Het zwijgrecht zoals wij dat nu kennen is facultatief, je kunt er gebruik van maken, maar dat hoeft niet. Dat betekent dat je jezelf niet hoeft te incrimineren maar de facto komt een beroep op je zwijgrecht op zelfincriminatie neer. Dat schiet niet op, en passeert het wezenlijke idee van het zwijgrecht in mijn ogen. Een verdachte mag geen druk voelen om maar te bekennen ter voorkoming van erger. Wat dat aangaat is plea bargaining in de VS hoogst pervers. Daarmee wordt het Prisoner’s dilemma uitgespeeld tegen verdachten waardoor net zo vaak de waarheid boven water komt als dat er maar iets verklaard wordt om het risico op een in het vooruitzicht gestelde zwaardere straf te ontlopen.

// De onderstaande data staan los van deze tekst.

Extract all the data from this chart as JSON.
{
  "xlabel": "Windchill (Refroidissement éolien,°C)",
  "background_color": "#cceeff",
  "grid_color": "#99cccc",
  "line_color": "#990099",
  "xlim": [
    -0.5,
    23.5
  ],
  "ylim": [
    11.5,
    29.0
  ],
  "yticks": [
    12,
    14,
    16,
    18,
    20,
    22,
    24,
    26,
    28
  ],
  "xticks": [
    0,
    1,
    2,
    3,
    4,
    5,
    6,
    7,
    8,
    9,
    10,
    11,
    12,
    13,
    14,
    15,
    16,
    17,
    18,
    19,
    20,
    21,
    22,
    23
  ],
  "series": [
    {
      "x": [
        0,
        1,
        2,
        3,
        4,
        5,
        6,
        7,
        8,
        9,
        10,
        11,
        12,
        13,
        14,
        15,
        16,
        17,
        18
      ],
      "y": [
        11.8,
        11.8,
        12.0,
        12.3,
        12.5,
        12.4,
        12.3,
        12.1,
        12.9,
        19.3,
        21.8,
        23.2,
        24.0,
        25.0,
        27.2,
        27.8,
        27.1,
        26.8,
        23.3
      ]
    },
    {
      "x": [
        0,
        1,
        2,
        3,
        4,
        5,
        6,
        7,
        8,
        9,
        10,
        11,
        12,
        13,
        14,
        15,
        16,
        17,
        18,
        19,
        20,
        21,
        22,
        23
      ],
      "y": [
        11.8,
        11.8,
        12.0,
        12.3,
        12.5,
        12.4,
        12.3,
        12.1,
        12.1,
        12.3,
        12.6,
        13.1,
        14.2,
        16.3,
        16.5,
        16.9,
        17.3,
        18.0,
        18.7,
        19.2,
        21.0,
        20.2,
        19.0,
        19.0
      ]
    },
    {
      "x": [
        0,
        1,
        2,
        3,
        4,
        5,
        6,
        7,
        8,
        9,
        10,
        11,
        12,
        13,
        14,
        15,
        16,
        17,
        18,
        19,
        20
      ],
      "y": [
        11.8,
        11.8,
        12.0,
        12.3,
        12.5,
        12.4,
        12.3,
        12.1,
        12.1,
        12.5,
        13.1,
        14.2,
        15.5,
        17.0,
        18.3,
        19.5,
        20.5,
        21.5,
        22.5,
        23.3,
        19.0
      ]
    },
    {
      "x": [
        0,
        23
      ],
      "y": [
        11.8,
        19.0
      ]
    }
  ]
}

Nu zou je kunnen zeggen: dat is de VS, maar wij in Nederland zijn netjes en beschaafd en hebben hier dus weinig mee te maken. Ten eerste meen ik dat ook Nederlandse rechters nog wel eens wat willen afleiden uit het zwijgen van een verdachte, al was het maar impliciet. Lijkt mij menselijk, maar niet echt wenselijk.

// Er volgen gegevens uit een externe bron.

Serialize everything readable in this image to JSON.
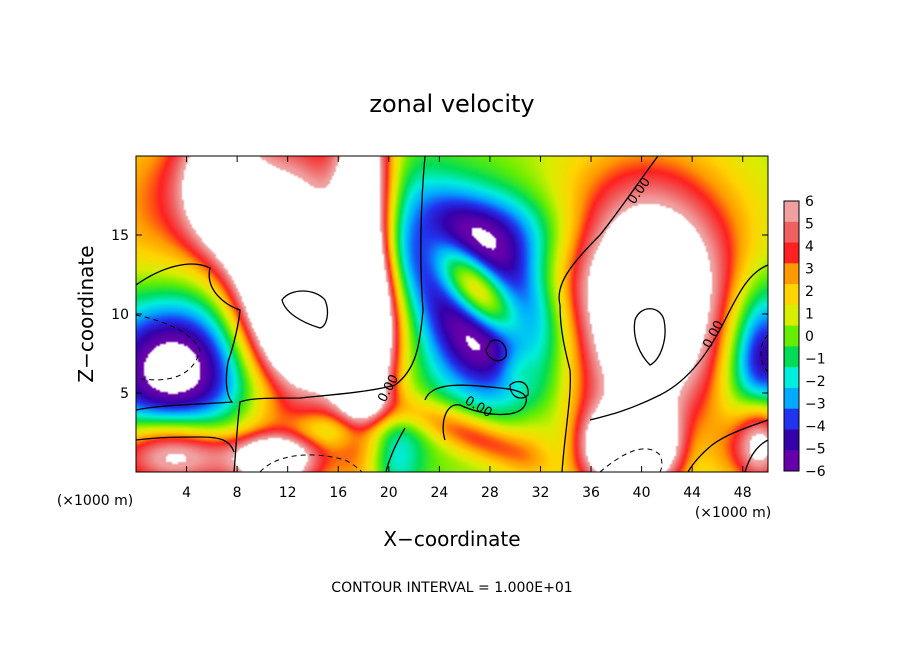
{
  "chart_data": {
    "type": "heatmap",
    "title": "zonal velocity",
    "xlabel": "X−coordinate",
    "ylabel": "Z−coordinate",
    "x_unit_left": "(×1000 m)",
    "x_unit_right": "(×1000 m)",
    "xlim": [
      0,
      50
    ],
    "ylim": [
      0,
      20
    ],
    "x_ticks": [
      4,
      8,
      12,
      16,
      20,
      24,
      28,
      32,
      36,
      40,
      44,
      48
    ],
    "y_ticks": [
      5,
      10,
      15
    ],
    "colorbar": {
      "min": -6,
      "max": 6,
      "labels": [
        "6",
        "5",
        "4",
        "3",
        "2",
        "1",
        "0",
        "−1",
        "−2",
        "−3",
        "−4",
        "−5",
        "−6"
      ],
      "colors": [
        "#f0a0a0",
        "#f06060",
        "#ff2020",
        "#ff9900",
        "#ffd400",
        "#d8ee00",
        "#66ee00",
        "#00dd55",
        "#00eedd",
        "#00aaff",
        "#2233ee",
        "#3300aa",
        "#6600aa"
      ]
    },
    "contour_labels": [
      "0.00",
      "0.00",
      "0.00",
      "0.00"
    ],
    "contour_interval_text": "CONTOUR INTERVAL = 1.000E+01",
    "white_saturation_threshold": 6
  }
}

In dat opzicht zitten er twee kanten aan de Wet OM-afdoening, welke naar zijn aard natuurlijk verschilt van plea bargaining. Enerzijds past het precies in mijn pleidooi dat de verdachte niet onder druk gezet moet worden een verklaring af te leggen. De officier maakt gewoon eigenstandig een strafbeschikking en klaar. Anderzijds wijst het wel in de richting dat wij meer dan vroeger iemand niet alleen verdacht maar ook schuldig achten totdat het tegendeel bewezen is. Ik denk niet dat de plicht jouw onschuld te bewijzen al in beginsel bij de verdachte zou moeten horen te liggen. In mijn ogen is de beperkte strekking van de huidige Wet OM-afdoening een redelijke veiligheid, maar uitbreiding van haar strekking zal immer kritisch beschouwd moeten worden.

Hoe het ook zij, mijn idee is het volgende: je kunt jezelf per definitie niet incrimineren; een bekentenis is zonder waarde. De officier zal voldoende bewijs buiten de verdachte om moeten vergaren. Het vinden van dit bewijs zal eenvoudiger zijn met een bekentenis, maar de bekentenis op zich zou geen bewijskracht mogen hebben. Doordat er nu een keuze is tussen bekennen en niet bekennen wordt uit deze keuze door maatschappij (en rechter) (impliciet) afgeleid of de verdachte schuldig is. Door deze keuze weg te nemen kan deze (impliciete) afleiding ook niet meer plaatsvinden. Zonder alle (mij soms onbekende) voors en tegens af te wegen lijkt mij dat op de lange termijn bevorderlijk voor de waarheidsvinding, hoe cru dat in een individueel geval ook zal kunnen uitpakken.